Aan de leden
Den Haag, 28 juni 2013
Geïnspireerd door de volgende passage uit het regeerakkoord: «Met de organisaties
van werknemers bespreken we het openstellen van de laagste ambtelijke loonschalen,
zodat medewerkers in facilitaire functies eventueel in dienst genomen kunnen worden»
is maandag 24juni jI. tijdens het wetgevingsoverleg over de Raming van de Tweede Kamer
voor 2014 door de leden Heijnen, van Raak en Segers een motie ingediend waarvan het
dictum luidt: «Verzoekt het Presidium om bij afloop van het huidige contract met externe
schoonmaakbedrijven, de schoonmakers weer in vaste dienst te nemen.» (Kamerstuk 33 609, nr. 7)

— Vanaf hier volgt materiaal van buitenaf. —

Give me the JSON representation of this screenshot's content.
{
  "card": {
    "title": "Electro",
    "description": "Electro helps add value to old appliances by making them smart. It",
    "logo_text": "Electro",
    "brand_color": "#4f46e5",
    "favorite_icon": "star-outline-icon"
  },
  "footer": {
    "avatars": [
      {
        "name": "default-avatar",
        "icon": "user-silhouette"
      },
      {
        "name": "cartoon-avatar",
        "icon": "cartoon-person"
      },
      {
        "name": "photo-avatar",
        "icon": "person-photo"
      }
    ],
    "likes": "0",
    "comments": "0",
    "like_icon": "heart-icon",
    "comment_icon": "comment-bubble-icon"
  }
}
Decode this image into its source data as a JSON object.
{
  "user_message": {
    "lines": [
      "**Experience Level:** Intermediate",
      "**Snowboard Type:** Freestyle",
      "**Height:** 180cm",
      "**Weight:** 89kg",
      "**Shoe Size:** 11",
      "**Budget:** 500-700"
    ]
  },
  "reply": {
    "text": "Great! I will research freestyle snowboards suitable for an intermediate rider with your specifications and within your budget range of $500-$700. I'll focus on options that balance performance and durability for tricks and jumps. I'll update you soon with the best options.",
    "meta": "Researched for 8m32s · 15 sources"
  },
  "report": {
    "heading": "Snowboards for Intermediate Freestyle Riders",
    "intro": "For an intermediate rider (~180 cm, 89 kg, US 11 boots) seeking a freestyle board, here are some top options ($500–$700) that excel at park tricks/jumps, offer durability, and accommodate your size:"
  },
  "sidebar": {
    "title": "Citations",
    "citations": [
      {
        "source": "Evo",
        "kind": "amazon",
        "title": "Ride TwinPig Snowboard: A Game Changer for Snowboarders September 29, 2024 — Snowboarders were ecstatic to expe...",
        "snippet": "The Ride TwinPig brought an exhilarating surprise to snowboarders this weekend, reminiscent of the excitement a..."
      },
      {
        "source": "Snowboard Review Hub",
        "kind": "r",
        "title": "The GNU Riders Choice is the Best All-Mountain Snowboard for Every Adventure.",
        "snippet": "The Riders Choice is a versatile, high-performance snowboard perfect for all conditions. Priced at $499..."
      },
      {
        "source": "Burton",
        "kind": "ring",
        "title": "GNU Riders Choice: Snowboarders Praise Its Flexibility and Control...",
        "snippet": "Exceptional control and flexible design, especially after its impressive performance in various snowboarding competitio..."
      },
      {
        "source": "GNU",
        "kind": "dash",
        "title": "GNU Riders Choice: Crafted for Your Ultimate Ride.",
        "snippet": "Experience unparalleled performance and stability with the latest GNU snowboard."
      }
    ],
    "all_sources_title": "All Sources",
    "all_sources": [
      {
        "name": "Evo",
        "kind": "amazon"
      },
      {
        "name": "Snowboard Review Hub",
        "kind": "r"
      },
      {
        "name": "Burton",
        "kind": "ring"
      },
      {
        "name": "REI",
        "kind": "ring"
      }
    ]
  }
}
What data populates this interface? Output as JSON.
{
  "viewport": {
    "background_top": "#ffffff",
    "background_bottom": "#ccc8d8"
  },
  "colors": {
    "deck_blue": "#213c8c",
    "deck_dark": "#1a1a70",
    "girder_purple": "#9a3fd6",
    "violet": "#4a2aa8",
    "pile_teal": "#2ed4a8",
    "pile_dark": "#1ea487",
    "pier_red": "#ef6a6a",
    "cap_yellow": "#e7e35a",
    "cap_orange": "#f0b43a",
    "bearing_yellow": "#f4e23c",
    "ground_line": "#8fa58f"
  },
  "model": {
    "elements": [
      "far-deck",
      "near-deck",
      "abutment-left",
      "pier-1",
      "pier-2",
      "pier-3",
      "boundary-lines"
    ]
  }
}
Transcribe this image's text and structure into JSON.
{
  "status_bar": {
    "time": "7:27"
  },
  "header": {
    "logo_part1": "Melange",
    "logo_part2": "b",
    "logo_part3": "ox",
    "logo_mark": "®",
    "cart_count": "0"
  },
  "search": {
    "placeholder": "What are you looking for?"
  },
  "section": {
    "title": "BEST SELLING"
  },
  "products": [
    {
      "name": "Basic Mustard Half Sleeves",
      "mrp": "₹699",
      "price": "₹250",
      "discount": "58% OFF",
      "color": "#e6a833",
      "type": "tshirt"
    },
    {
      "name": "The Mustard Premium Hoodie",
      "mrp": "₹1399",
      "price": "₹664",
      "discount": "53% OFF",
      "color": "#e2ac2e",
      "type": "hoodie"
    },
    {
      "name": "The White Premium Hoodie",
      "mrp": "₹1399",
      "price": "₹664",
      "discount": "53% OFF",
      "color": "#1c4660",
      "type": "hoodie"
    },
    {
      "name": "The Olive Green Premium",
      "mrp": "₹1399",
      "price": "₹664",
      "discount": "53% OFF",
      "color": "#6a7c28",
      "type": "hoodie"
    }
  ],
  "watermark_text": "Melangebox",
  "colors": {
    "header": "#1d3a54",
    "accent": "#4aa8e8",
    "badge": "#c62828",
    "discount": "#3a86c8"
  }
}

Als de motie gericht is op het bevorderen dat de Tweede Kamer ook werkzaamheden in
de lagere loonschalen aanbiedt, dan kunnen we u het volgende melden: De Tweede Kamer
heeft 22 medewerkers in schaal 2, 10 in schaal 3, 91 in schaal 4 en 38 in schaal 5.
Alles bij elkaar zijn dat er 161. En dat op een personeelsbestand van in totaal 544
fte’s. Dat is dus bijna 1/3 van ons hele personeelsbestand. Dit is onder meer het
gevolg van het feit dat de Kamer, anders dan bijvoorbeeld de meeste ministeries, onder
meer de catering, de beveiliging en de reprografie in eigen beheer heeft. En voorts
een aantal andere diensten kent met lagere loonschalen. Het Presidium denkt te kunnen
stellen dat we daarmee koploper zijn bij de hele overheid.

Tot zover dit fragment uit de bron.